P.S. Sofia chose to participate in this moment. Just as, say, John Stamos releasing half-naked bathroom selfies of himself. Nobody’s objecting to that. Everybody’s still eating their Greek yogurt.
•A FEW EMMY musings. Seth Meyers was okay. He’s a bit bland, but maybe that’s better than too edgy? I will say I think he looked absolutely terrific in his tux. It might have been the best-fitted of the night. Or maybe Seth just has a rocking body under his clothes? (He was best in the street scenes with Billy Eichner, wildly questioning people on the street about the Emmy nominees.)
Jimmy Kimmel went on a bit too long and awkwardly about “TV and movie” faces — kinda insulting…Very pleased for Allison Janney’s Mom win (her second Emmy this year.) She said of her recent various roles: “I’m a mother, grandmother, great-grandmother. Now I’m looking forward to incontinence…Scott Bakula, an old favorite of mine, looked terrific!…Lena Headey, wicked Queen Cersei from Game of Thrones, is even more of a knockout with her natural dark locks…Jessica Lange, still has that vaguely sleepy, insecure, tentative quality that made her so appealing back in her Tootsie days. Even as a mature woman, that vulnerable quality remains quite powerful.
•EVERYBODY KNOWS I adore Bryan Cranston. So I will have to write the next with the Cole Porter proviso, that I am always true to you, darling — in my fashion. Cranston already had two Emmys for Breaking Bad (one for acting, another for producing) and a SAG award. While it was great to see him up there Monday night, I had hopes for the incredibly talented Jon Hamm, who has worked so brilliantly on Mad Men with no Emmy. (Twelve nominations!) I also had hope for Downton Abbey‘s Michelle Dockery, Ray Donovan’s Jon Voight and Matt LeBlanc, doing such superb work on “Episodes”…I was happy to see newcomer Benedict Cumberbatch win for Sherlock. He is authentically brilliant.
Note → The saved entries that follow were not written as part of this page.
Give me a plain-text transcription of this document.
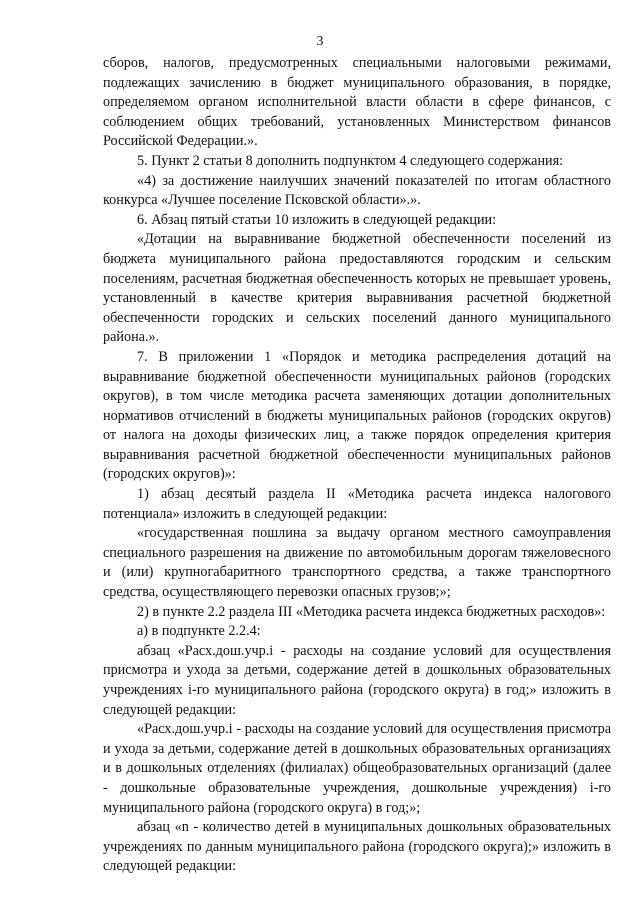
3

сборов, налогов, предусмотренных специальными налоговыми режимами, подлежащих зачислению в бюджет муниципального образования, в порядке, определяемом органом исполнительной власти области в сфере финансов, с соблюдением общих требований, установленных Министерством финансов Российской Федерации.».

5. Пункт 2 статьи 8 дополнить подпунктом 4 следующего содержания:

«4) за достижение наилучших значений показателей по итогам областного конкурса «Лучшее поселение Псковской области».».

6. Абзац пятый статьи 10 изложить в следующей редакции:

«Дотации на выравнивание бюджетной обеспеченности поселений из бюджета муниципального района предоставляются городским и сельским поселениям, расчетная бюджетная обеспеченность которых не превышает уровень, установленный в качестве критерия выравнивания расчетной бюджетной обеспеченности городских и сельских поселений данного муниципального района.».

7. В приложении 1 «Порядок и методика распределения дотаций на выравнивание бюджетной обеспеченности муниципальных районов (городских округов), в том числе методика расчета заменяющих дотации дополнительных нормативов отчислений в бюджеты муниципальных районов (городских округов) от налога на доходы физических лиц, а также порядок определения критерия выравнивания расчетной бюджетной обеспеченности муниципальных районов (городских округов)»:

1) абзац десятый раздела II «Методика расчета индекса налогового потенциала» изложить в следующей редакции:

«государственная пошлина за выдачу органом местного самоуправления специального разрешения на движение по автомобильным дорогам тяжеловесного и (или) крупногабаритного транспортного средства, а также транспортного средства, осуществляющего перевозки опасных грузов;»;

2) в пункте 2.2 раздела III «Методика расчета индекса бюджетных расходов»:

а) в подпункте 2.2.4:

абзац «Расх.дош.учр.i - расходы на создание условий для осуществления присмотра и ухода за детьми, содержание детей в дошкольных образовательных учреждениях i-го муниципального района (городского округа) в год;» изложить в следующей редакции:

«Расх.дош.учр.i - расходы на создание условий для осуществления присмотра и ухода за детьми, содержание детей в дошкольных образовательных организациях и в дошкольных отделениях (филиалах) общеобразовательных организаций (далее - дошкольные образовательные учреждения, дошкольные учреждения) i-го муниципального района (городского округа) в год;»;

абзац «n - количество детей в муниципальных дошкольных образовательных учреждениях по данным муниципального района (городского округа);» изложить в следующей редакции:
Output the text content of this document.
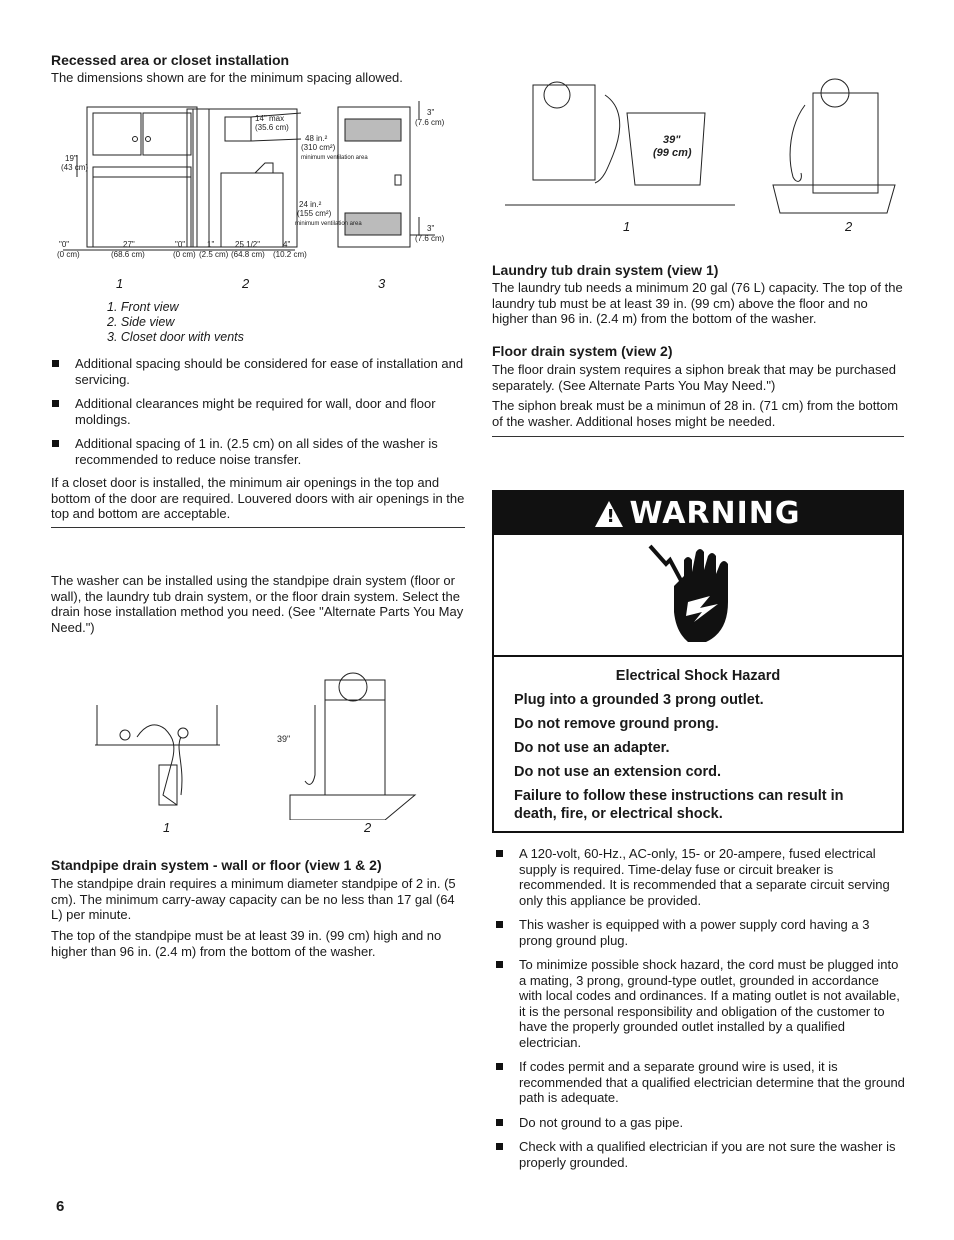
Recessed area or closet installation

The dimensions shown are for the minimum spacing allowed.

19"
(43 cm)
"0"
(0 cm)
27"
(68.6 cm)
"0"
(0 cm)
1"
(2.5 cm)
25 1/2"
(64.8 cm)
4"
(10.2 cm)
14" max
(35.6 cm)
48 in.²
(310 cm²)
minimum ventilation area
24 in.²
(155 cm²)
minimum ventilation area
3"
(7.6 cm)
3"
(7.6 cm)
1	2	3
1. Front view
2. Side view
3. Closet door with vents
Additional spacing should be considered for ease of installation and servicing.
Additional clearances might be required for wall, door and floor moldings.
Additional spacing of 1 in. (2.5 cm) on all sides of the washer is recommended to reduce noise transfer.

If a closet door is installed, the minimum air openings in the top and bottom of the door are required. Louvered doors with air openings in the top and bottom are acceptable.

The washer can be installed using the standpipe drain system (floor or wall), the laundry tub drain system, or the floor drain system. Select the drain hose installation method you need. (See "Alternate Parts You May Need.")

39"
1	2
Standpipe drain system - wall or floor (view 1 & 2)

The standpipe drain requires a minimum diameter standpipe of 2 in. (5 cm). The minimum carry-away capacity can be no less than 17 gal (64 L) per minute.

The top of the standpipe must be at least 39 in. (99 cm) high and no higher than 96 in. (2.4 m) from the bottom of the washer.

39"
(99 cm)
1	2
Laundry tub drain system (view 1)

The laundry tub needs a minimum 20 gal (76 L) capacity. The top of the laundry tub must be at least 39 in. (99 cm) above the floor and no higher than 96 in. (2.4 m) from the bottom of the washer.

Floor drain system (view 2)

The floor drain system requires a siphon break that may be purchased separately. (See Alternate Parts You May Need.")

The siphon break must be a minimun of 28 in. (71 cm) from the bottom of the washer. Additional hoses might be needed.

!
WARNING
Electrical Shock Hazard
Plug into a grounded 3 prong outlet.
Do not remove ground prong.
Do not use an adapter.
Do not use an extension cord.
Failure to follow these instructions can result in death, fire, or electrical shock.
A 120-volt, 60-Hz., AC-only, 15- or 20-ampere, fused electrical supply is required. Time-delay fuse or circuit breaker is recommended. It is recommended that a separate circuit serving only this appliance be provided.
This washer is equipped with a power supply cord having a 3 prong ground plug.
To minimize possible shock hazard, the cord must be plugged into a mating, 3 prong, ground-type outlet, grounded in accordance with local codes and ordinances. If a mating outlet is not available, it is the personal responsibility and obligation of the customer to have the properly grounded outlet installed by a qualified electrician.
If codes permit and a separate ground wire is used, it is recommended that a qualified electrician determine that the ground path is adequate.
Do not ground to a gas pipe.
Check with a qualified electrician if you are not sure the washer is properly grounded.
6
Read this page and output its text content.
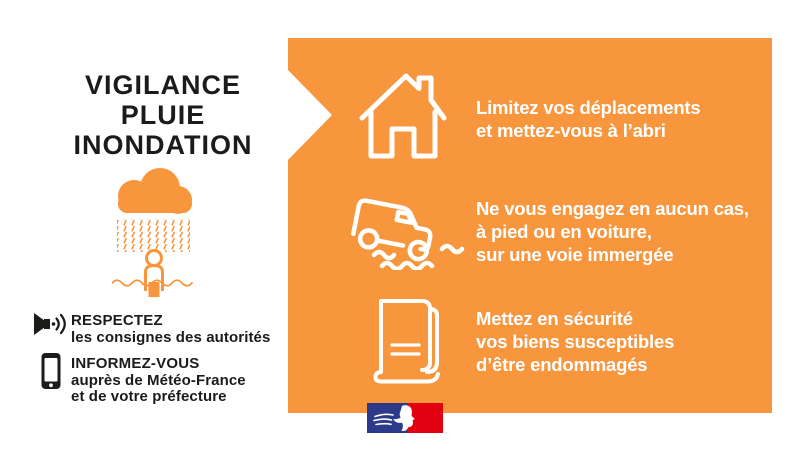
VIGILANCE
PLUIE
INONDATION
RESPECTEZ
les consignes des autorités
INFORMEZ-VOUS
auprès de Météo-France
et de votre préfecture
Limitez vos déplacements
et mettez-vous à l’abri
Ne vous engagez en aucun cas,
à pied ou en voiture,
sur une voie immergée
Mettez en sécurité
vos biens susceptibles
d’être endommagés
But I must say, certain people and shows winning over and over? Really, Modern Family again?
•WEIRD AL Yankovic wasn’t weird. Just unfunny…Kathy Bates’ shock over her American Horror Story win was charmingly genuine…Julia Roberts seemed a bit strange but looked fabulous, from the waist up. The dress was a little “too Junior Miss” as Bette Davis said in All About Eve. It would have looked far better closer to the knee. That will be my one and only fashion remark.
In general, the show felt like the three and a half hours it was, and this was even with presenters giving out the nominations swiftly without too much mindless preamble. (I am perhaps the only person in the world who wasn’t super-charmed by the onstage interplay between Matthew McConaughey and Woody Harrelson. Just get on with it!)
But at least this is “it” for awards ceremonies for a while.
•People always ponder the real and true signs of the Apocalypse. Earthquakes, hurricanes, war, famine, disease. Of course, these things have always been around in abundance and we’re still here, like it or not.
But I think there HAS been a sign. A real and true one. Don’t get excited. It has nothing to do with Kardashians or Real Housewives or Naked Dating. Or even Miley Cyrus and twerking. Nope.
The real sign that the End of Times might be upon us is the news that Prince, that most whispery and reclusive and heavily mascara-ed of pop stars, has…opened a Twitter account!!!
Please don’t panic. It won’t help. You can’t escape. Before the end comes, however, I long to hear tweets from Prince on the big and — usually — little events of day to day existence. To me, he’ll always be the guy who wore pants with a transparent backside. That was back in the real good old days of the MTV Music Video Awards. But let’s see what he can do in 140 characters.
More seriously, folks, Prince — who really is one of the greats — will release not one, but TWO albums this fall. This is pretty standard for Prince, who has always loved to either deprive or overload fans with his art.
But, hey — if birds start falling from the sky after a Prince tweet, don’t say I didn’t warn you.